Las viejas melodías nos representaban muy bien a los jóvenes del momento. La, la, la, por ejemplo, aunque todos recordemos a día de hoy que fue Massiel quien la interpretó en el Royal Albert Hall de Londres, y que supuso una revolución por su atrevido vestido corto, fue en un principio Joan Manuel Serrat el elegido para interpretarla, pero al querer hacerlo en su idioma natal, el catalán, fue retirado como posible representante. Igualmente ocurrió con La vida sigue igual de Julio Iglesias, que marcó uno de los primeros himnos de este país por su actitud. Los sesenta y setenta fueron años de himnos: Libre o Un beso y una flor de Nino Bravo, Melina de Camilo Sexto... y todas las nuevas armonías que llegaron para romper desde América, Inglaterra o Suecia y que llegaron sin censura a partir del 77.

La playa era un paraíso, llena de conciertos. Un bucle de maravillosas coincidencias. Solo paseando, podías toparte con un músico bailando con su guitarra hasta el día siguiente. El concierto de Not Fooled había sido el primero de mi vida, y el segundo oficialmente grande fue aquel Festival de Benidorm, y no cabe duda de que las experiencias fueron opuestas. La primera, saturada de inseguridad, rodeada de peligro y riesgo. La segunda, envuelta en calma. Emocionante, sí, pero acompañada de estabilidad y respaldo. Disfrutamos hasta el final del espectáculo, cuando Julio salió con la intención de encontrarse con nosotros.

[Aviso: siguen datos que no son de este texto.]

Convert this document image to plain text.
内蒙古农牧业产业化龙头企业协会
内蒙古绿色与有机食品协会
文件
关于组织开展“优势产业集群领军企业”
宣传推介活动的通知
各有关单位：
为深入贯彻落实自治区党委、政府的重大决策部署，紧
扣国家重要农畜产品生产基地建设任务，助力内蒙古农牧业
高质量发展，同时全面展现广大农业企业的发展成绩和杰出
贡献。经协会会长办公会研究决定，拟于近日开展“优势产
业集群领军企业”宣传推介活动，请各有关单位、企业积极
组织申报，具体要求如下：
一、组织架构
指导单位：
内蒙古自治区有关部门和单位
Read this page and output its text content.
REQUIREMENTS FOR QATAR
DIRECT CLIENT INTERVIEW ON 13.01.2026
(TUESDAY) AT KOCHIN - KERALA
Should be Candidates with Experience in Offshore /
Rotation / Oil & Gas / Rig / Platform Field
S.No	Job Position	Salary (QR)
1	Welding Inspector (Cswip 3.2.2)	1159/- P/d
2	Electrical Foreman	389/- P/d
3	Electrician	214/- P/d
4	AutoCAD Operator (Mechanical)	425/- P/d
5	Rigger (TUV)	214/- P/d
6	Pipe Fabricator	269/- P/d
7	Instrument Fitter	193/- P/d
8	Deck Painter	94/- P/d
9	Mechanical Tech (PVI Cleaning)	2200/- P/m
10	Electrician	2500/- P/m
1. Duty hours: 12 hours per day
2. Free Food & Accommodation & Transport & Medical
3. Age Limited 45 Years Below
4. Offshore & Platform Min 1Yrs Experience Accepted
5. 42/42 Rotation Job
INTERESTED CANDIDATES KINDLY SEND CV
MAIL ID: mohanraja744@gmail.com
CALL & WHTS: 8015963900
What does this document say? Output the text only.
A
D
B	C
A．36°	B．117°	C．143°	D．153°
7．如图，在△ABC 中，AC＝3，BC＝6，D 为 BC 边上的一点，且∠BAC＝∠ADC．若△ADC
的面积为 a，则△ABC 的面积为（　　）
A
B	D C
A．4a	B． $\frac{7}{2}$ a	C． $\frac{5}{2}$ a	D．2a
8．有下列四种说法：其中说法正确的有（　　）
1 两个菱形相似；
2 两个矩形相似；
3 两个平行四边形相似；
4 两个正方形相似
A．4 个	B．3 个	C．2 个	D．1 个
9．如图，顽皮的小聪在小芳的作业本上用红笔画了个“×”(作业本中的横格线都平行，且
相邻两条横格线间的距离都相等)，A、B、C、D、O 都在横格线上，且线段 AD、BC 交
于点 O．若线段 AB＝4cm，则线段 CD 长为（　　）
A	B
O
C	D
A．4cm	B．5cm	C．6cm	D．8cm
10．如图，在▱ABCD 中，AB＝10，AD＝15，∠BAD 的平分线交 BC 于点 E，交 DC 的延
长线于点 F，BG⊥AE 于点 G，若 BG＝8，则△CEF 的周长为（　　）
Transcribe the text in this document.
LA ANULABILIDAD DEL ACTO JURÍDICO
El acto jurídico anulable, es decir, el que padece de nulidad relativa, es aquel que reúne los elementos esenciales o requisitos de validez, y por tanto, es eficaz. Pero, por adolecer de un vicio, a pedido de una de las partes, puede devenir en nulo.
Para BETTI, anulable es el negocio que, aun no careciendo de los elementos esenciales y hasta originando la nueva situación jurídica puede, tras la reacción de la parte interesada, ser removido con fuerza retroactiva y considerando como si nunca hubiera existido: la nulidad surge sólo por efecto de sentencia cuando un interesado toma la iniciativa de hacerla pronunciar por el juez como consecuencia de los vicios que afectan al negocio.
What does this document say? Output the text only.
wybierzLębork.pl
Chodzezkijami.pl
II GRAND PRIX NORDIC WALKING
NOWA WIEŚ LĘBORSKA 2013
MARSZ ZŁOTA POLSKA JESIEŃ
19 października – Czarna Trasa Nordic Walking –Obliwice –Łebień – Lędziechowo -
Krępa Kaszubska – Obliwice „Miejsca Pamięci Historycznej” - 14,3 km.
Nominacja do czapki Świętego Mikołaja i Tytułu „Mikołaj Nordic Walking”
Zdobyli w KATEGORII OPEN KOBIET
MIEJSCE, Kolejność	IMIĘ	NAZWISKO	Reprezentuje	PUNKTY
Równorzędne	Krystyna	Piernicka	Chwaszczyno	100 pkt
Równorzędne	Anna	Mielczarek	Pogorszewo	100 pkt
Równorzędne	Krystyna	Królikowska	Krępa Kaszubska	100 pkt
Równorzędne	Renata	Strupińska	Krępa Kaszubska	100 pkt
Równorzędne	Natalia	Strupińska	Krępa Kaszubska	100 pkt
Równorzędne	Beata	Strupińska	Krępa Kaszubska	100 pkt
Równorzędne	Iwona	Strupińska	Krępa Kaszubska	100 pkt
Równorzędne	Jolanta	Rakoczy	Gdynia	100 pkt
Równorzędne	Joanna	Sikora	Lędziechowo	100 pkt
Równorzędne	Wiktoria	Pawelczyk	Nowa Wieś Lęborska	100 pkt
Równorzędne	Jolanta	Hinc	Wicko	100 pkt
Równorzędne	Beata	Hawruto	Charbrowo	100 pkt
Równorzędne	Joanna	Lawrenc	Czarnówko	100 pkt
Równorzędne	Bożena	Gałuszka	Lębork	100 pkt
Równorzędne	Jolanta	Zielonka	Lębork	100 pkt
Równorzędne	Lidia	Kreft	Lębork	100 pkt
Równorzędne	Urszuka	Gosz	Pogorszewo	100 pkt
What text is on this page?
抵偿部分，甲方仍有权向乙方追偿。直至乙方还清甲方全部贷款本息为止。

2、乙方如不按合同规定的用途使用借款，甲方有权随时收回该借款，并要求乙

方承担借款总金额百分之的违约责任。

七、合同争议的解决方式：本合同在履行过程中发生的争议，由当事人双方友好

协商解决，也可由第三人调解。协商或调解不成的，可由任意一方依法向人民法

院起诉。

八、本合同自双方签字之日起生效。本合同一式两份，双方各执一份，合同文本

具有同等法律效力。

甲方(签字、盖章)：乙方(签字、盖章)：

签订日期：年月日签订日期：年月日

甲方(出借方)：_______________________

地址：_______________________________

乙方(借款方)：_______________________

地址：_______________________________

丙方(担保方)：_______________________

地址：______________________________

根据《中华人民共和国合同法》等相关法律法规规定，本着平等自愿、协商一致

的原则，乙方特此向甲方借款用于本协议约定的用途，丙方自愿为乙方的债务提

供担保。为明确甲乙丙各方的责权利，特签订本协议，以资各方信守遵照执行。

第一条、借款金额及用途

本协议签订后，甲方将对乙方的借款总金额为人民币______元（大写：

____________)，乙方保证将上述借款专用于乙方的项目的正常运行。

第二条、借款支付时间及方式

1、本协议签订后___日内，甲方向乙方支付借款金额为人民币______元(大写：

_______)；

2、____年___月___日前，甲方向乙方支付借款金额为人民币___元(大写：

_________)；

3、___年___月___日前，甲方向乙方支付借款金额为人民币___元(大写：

—Jacinto quiere conoceros.

—Muchachos... Sintiéndolo mucho, Steph y yo tenemos que irnos ya —interrumpió Javier—. Finalmente, mi madre viene mañana... No sé cómo convenció a mi padre, pero ya que hace ese viaje, tenemos que descansar.

—Claro, claro. Marchaos ya... Mañana es un día muy especial —apremié—. ¿Quién es Jacinto? —pregunté mientras Javier y Steph ponían rumbo hacia el lado contrario.

Julio no respondió. Simplemente, nos guiñó el ojo izquierdo con salero y continuó a paso ligero marcando el camino que debíamos seguir.

La parte trasera de la plaza de toros poco tenía que ver con los camerinos desordenados y anárquicos que semanas antes vi en el concierto de Jude. La elegancia se palpaba en cada esquina de aquellas habitaciones, hogar de los artistas y celebridades. Quizá las playas de Benidorm, sus calles y sus bares habían sido conquistadas por las Europas y las Américas en gran medida, sin embargo, ahí detrás, tras las rígidas paredes del escenario principal, donde minutos antes se había hecho entrega del premio a la mejor canción del año, aún reinaba la distinción impostada, el gusto por los modales rígidos y las buenas maneras a la interpretación de los que habían querido preservar la tradición.

Los dorados reinaban y los ornamentos decoraban los cuadros y las columnas, la madera robusta vestía los muebles y, por supuesto, la cubertería y la vajilla declaraban que el acto merecía un respeto. Había pasteles y pastas de todos los sabores y colores, más comida junta de la que jamás había visto. Aquellos días de estío estuvieron marcados por el manjar, y la de la sala de la parte de atrás de la plaza, fue la más copiosa y deliciosa hasta el momento. Los camareros iban y venían ofreciendo copas de champán francés, vino y chupitos.

Curiosamente la mayor parte de las personas que ahí se encontraban parecían no ensamblar muy bien con el decorado. Supongo que, a pesar de tratarse de un evento adaptado a su tiempo y celebrado por personas de labrada cultura, no había que olvidar que a un acto de tal calibre asistían también tecnócratas, policías y dirigentes del ejército. Por lo tanto, la idea de generar un espacio honorable era lógico, a pesar de que emanaba del tumulto más bien una esencia de aire exótico.

—¡Jacinto! ¿Qué tal amigo? —Julio extendía la mano para saludar a un hombre—. Has estado estupendo esta noche.